Saturday, for the second time in this month, more than 1,000 people converged on downtown San Antonio to protest against the Trump administration’s anti-democratic policies, dismantling of government agencies and defiance of the courts.
The rally — promoted as a “day of action, unity and resistance” — was one hundreds planned for the same day by the 50501 Movement, a decentralized network focused on fighting Trump’s agenda. The name signifies that the group helped launch 50 protests across 50 states on a single day in February.
Marchers at the Alamo City rally carried signs decrying the administration’s deportation of Kilmar Abrego Garcia, its targeting of transgender people and the unfettered access it’s given billionaire donor Elon Musk to federal agencies and their records.
Before the march departed Main Plaza, Democratic U.S. Rep.
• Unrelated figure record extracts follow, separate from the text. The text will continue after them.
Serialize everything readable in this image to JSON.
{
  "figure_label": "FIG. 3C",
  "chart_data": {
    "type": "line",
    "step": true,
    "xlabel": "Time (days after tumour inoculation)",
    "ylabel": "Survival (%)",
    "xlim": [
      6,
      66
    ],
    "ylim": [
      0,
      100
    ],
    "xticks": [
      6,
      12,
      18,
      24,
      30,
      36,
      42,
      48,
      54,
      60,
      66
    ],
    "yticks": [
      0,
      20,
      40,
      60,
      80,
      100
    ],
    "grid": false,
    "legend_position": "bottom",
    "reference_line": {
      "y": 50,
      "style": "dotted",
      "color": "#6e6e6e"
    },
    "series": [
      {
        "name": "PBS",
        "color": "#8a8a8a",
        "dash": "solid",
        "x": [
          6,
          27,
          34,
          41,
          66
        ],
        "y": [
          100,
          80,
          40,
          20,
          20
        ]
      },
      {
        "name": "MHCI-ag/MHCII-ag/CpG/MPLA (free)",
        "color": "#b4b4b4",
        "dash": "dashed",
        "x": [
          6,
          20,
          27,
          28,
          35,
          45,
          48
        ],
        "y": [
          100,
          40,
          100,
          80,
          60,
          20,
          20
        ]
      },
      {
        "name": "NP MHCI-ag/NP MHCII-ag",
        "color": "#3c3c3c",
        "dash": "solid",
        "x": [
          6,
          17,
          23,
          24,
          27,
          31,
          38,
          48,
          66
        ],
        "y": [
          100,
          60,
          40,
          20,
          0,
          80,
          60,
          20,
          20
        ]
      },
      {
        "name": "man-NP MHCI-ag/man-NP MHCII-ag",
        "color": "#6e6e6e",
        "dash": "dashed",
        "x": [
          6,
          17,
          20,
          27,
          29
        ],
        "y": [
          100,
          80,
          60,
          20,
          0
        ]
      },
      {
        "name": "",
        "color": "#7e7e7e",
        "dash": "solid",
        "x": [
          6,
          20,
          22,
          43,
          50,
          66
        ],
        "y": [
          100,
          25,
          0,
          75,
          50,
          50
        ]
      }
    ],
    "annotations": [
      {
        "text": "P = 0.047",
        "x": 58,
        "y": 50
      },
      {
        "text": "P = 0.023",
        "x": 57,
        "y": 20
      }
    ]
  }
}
Greg Casar reminded participants that Americans also came together in the 1920s to fight the robber barons that strangled the economy and again in the 1960s to demand civil rights. Continued protest, along with voting and organizing friends, family members and coworkers can end Trump’s grip on power and usher in political change, he added.
“We can flip this state not just from red to blue but from one that is robbing working class people to one that puts working class people first, from one that is trampling our rights to one that defends our rights,” said Casar, whose district includes parts of both San Antonio and Austin. “There can and must be a better world on the other side of this, ya’ll, and we’re creating it right here, right now.”
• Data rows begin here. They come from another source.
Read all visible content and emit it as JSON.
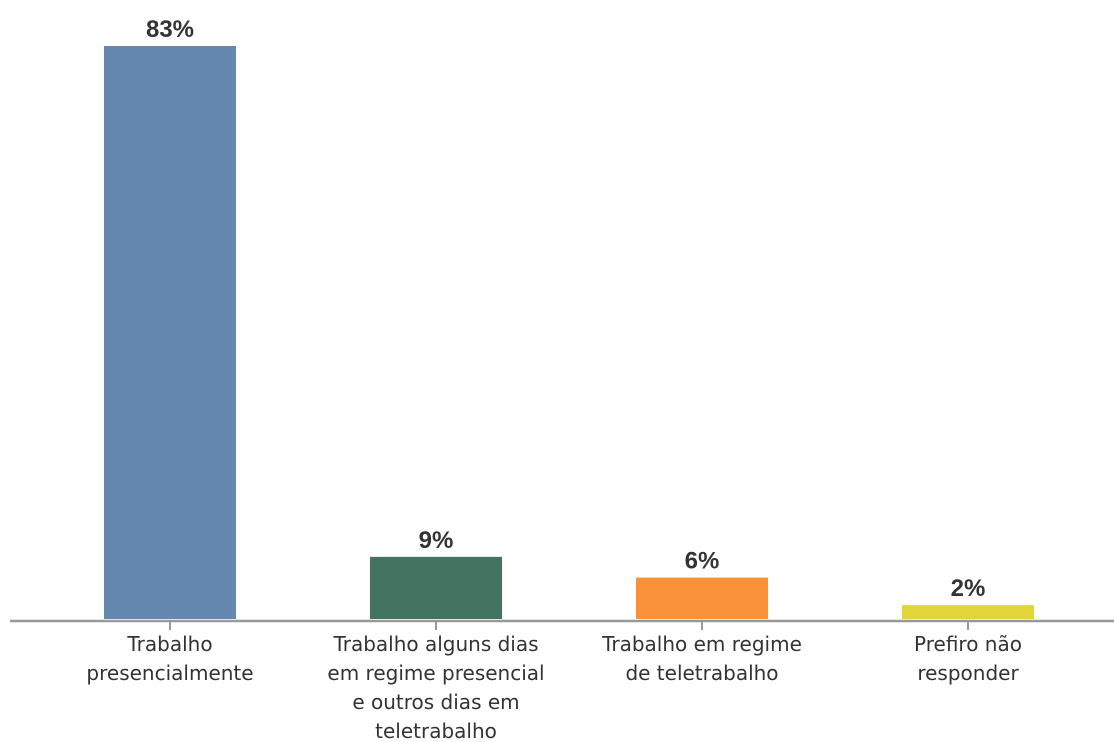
{
  "chart_data": {
    "type": "bar",
    "categories": [
      [
        "Trabalho",
        "presencialmente"
      ],
      [
        "Trabalho alguns dias",
        "em regime presencial",
        "e outros dias em",
        "teletrabalho"
      ],
      [
        "Trabalho em regime",
        "de teletrabalho"
      ],
      [
        "Prefiro não",
        "responder"
      ]
    ],
    "values": [
      83,
      9,
      6,
      2
    ],
    "value_labels": [
      "83%",
      "9%",
      "6%",
      "2%"
    ],
    "colors": [
      "#6588b0",
      "#427460",
      "#f79239",
      "#e2d53a"
    ],
    "title": "",
    "xlabel": "",
    "ylabel": "",
    "ylim": [
      0,
      83
    ],
    "grid": false,
    "legend": "none"
  }
}
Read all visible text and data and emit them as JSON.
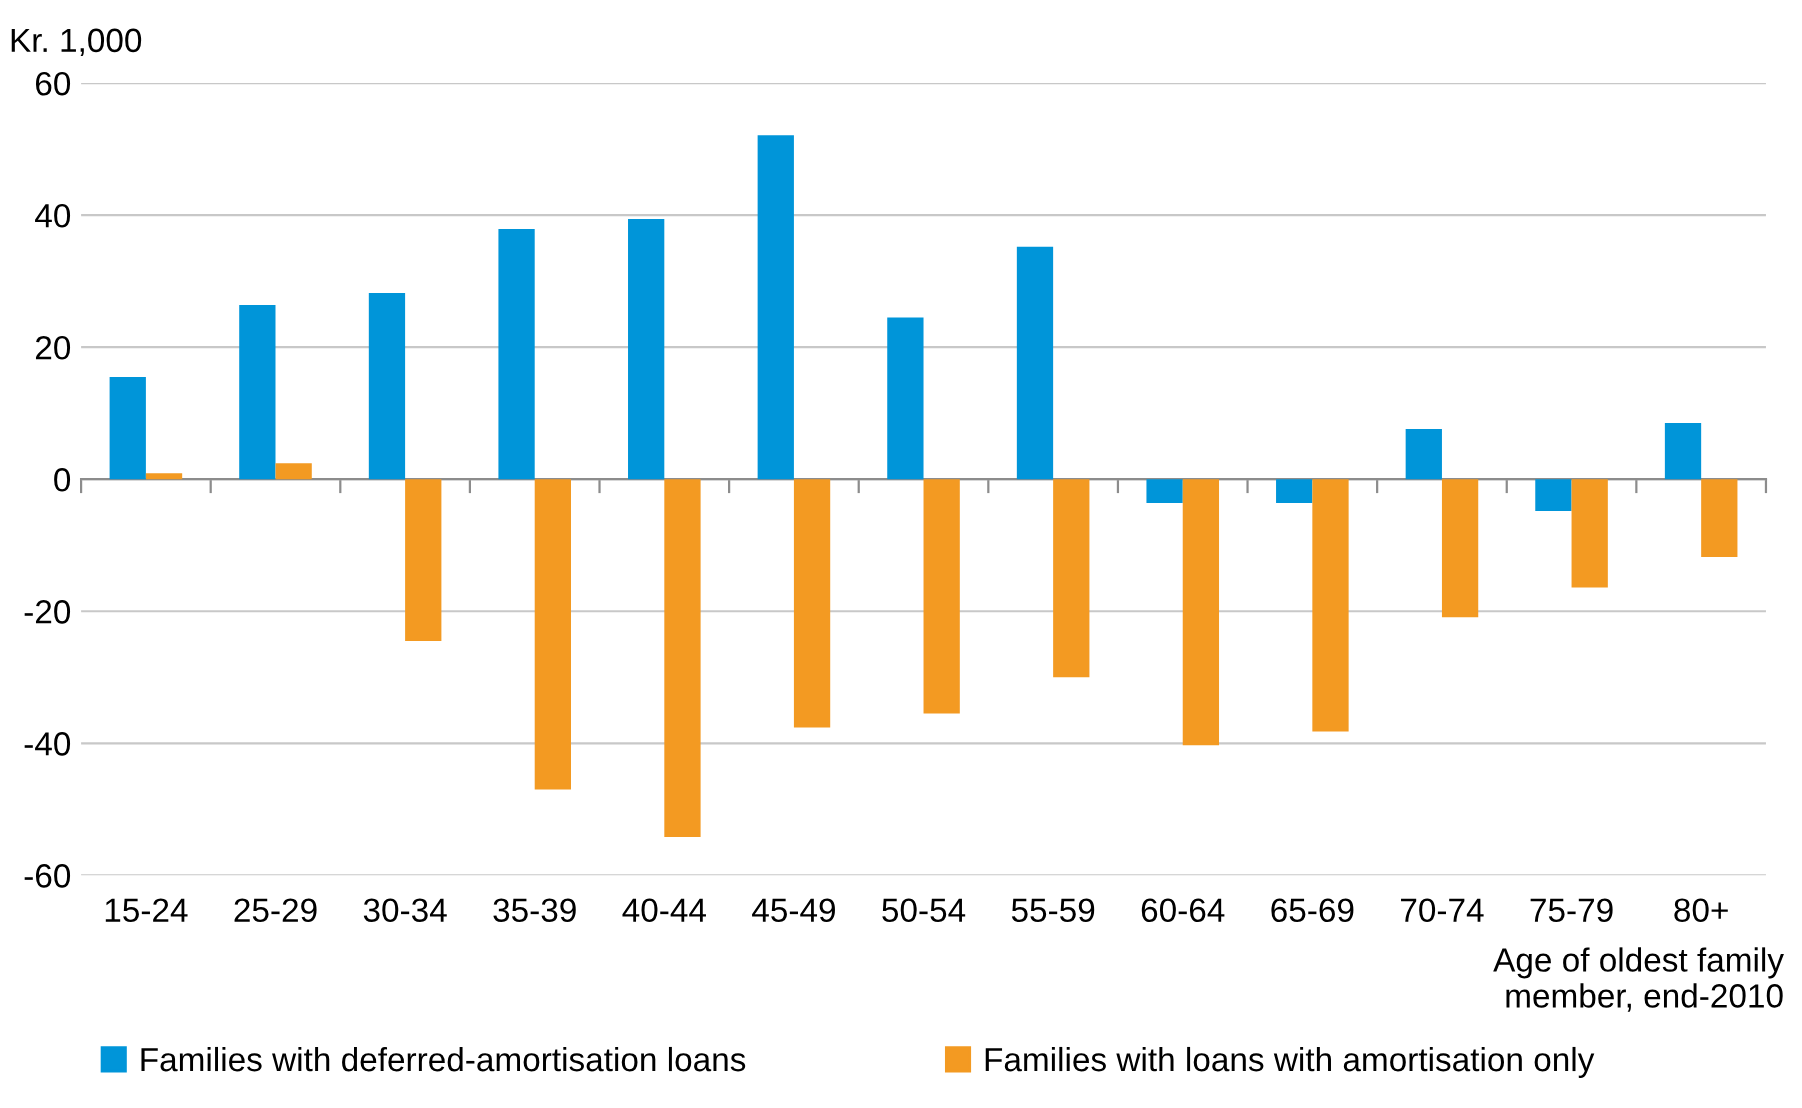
{
  "chart_data": {
    "type": "bar",
    "ylabel": "Kr. 1,000",
    "xlabel": "Age of oldest family\nmember, end-2010",
    "categories": [
      "15-24",
      "25-29",
      "30-34",
      "35-39",
      "40-44",
      "45-49",
      "50-54",
      "55-59",
      "60-64",
      "65-69",
      "70-74",
      "75-79",
      "80+"
    ],
    "series": [
      {
        "name": "Families with deferred-amortisation loans",
        "color": "#0095d9",
        "values": [
          15.5,
          26.4,
          28.2,
          37.9,
          39.4,
          52.1,
          24.5,
          35.2,
          -3.6,
          -3.6,
          7.6,
          -4.8,
          8.5
        ]
      },
      {
        "name": "Families with loans with amortisation only",
        "color": "#f39a22",
        "values": [
          0.9,
          2.4,
          -24.5,
          -47,
          -54.2,
          -37.6,
          -35.5,
          -30,
          -40.3,
          -38.2,
          -20.9,
          -16.4,
          -11.8
        ]
      }
    ],
    "ylim": [
      -60,
      60
    ],
    "yticks": [
      -60,
      -40,
      -20,
      0,
      20,
      40,
      60
    ],
    "grid": "y",
    "legend": "bottom"
  }
}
Several in the crowd wore military uniforms and carried American flags or signs blasting the administration’s cuts to the Veterans Administration. Madison Square Presbyterian Church Pastor Eunbee Ham wore her clerical vestments to the protest, which she said she’d also urged members of her congregation to attend.
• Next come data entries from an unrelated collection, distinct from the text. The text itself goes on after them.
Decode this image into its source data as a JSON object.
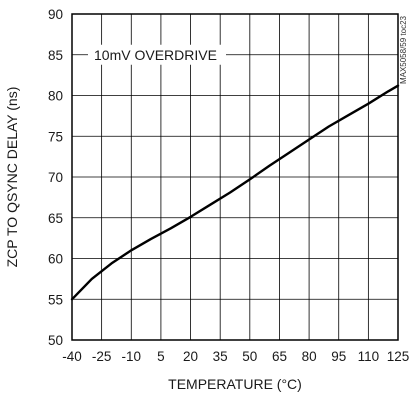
{
  "chart_data": {
    "type": "line",
    "title": "",
    "xlabel": "TEMPERATURE (°C)",
    "ylabel": "ZCP TO QSYNC DELAY (ns)",
    "xlim": [
      -40,
      125
    ],
    "ylim": [
      50,
      90
    ],
    "x_ticks": [
      -40,
      -25,
      -10,
      5,
      20,
      35,
      50,
      65,
      80,
      95,
      110,
      125
    ],
    "y_ticks": [
      50,
      55,
      60,
      65,
      70,
      75,
      80,
      85,
      90
    ],
    "grid": true,
    "legend": "none",
    "annotation": "10mV OVERDRIVE",
    "watermark": "MAX5058/59 toc23",
    "line_color": "#000000",
    "series": [
      {
        "x": [
          -40,
          -30,
          -20,
          -10,
          0,
          10,
          20,
          30,
          40,
          50,
          60,
          70,
          80,
          90,
          100,
          110,
          120,
          125
        ],
        "y": [
          55.0,
          57.5,
          59.4,
          61.0,
          62.4,
          63.7,
          65.1,
          66.6,
          68.1,
          69.7,
          71.4,
          73.0,
          74.6,
          76.2,
          77.6,
          79.0,
          80.5,
          81.2
        ]
      }
    ]
  }
}
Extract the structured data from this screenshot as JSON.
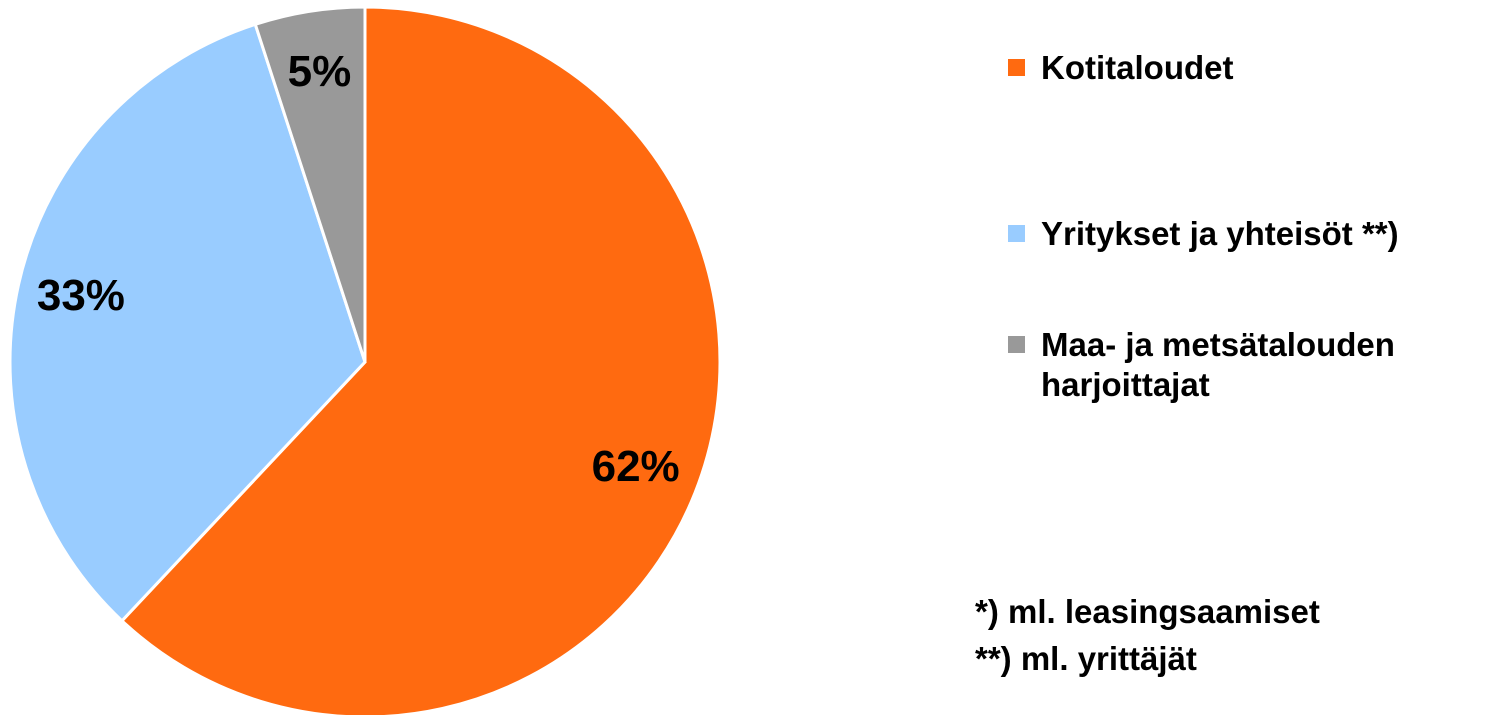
{
  "chart_data": {
    "type": "pie",
    "categories": [
      "Kotitaloudet",
      "Yritykset ja yhteisöt **)",
      "Maa- ja metsätalouden harjoittajat"
    ],
    "values": [
      62,
      33,
      5
    ],
    "value_labels": [
      "62%",
      "33%",
      "5%"
    ],
    "colors": [
      "#ff6a10",
      "#99ccff",
      "#999999"
    ],
    "notes": [
      "*) ml. leasingsaamiset",
      "**) ml. yrittäjät"
    ]
  }
}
“I encouraged them to come out because I’m thinking, ‘Never again.’ I’m thinking about Nazi Germany,” she said. “When we look back, we think, ‘How could people in that country have let that happen? How could those same people who practiced Christianity, who prayed on Easter, let those horrors happen? Well, it’s happening now, and it’s up to us to say something.”
As protesters gathered in Main Plaza, retired Air Force Col. JC Clapsaddle urged them to sign a conjoined U.S. and Ukrainian flag that will accompany donations of medical equipment he’s organizing for the embattled European country. He said vets and service members are dismayed Trump has sided with Russian dictator Vladimir Putin in the conflict.
“It’s one of the few times I’ve seen Republican and Democrat military personnel united,” Clapsaddle said. “They’re united in their outrage that Trump, over all our allies and friends, chooses to support Putin.”
A woman who would only identify herself as Christie was there with her husband and two children, 11 and 7.The family has come to several previous anti-Trump rallies and will continue to turn up for more, she added.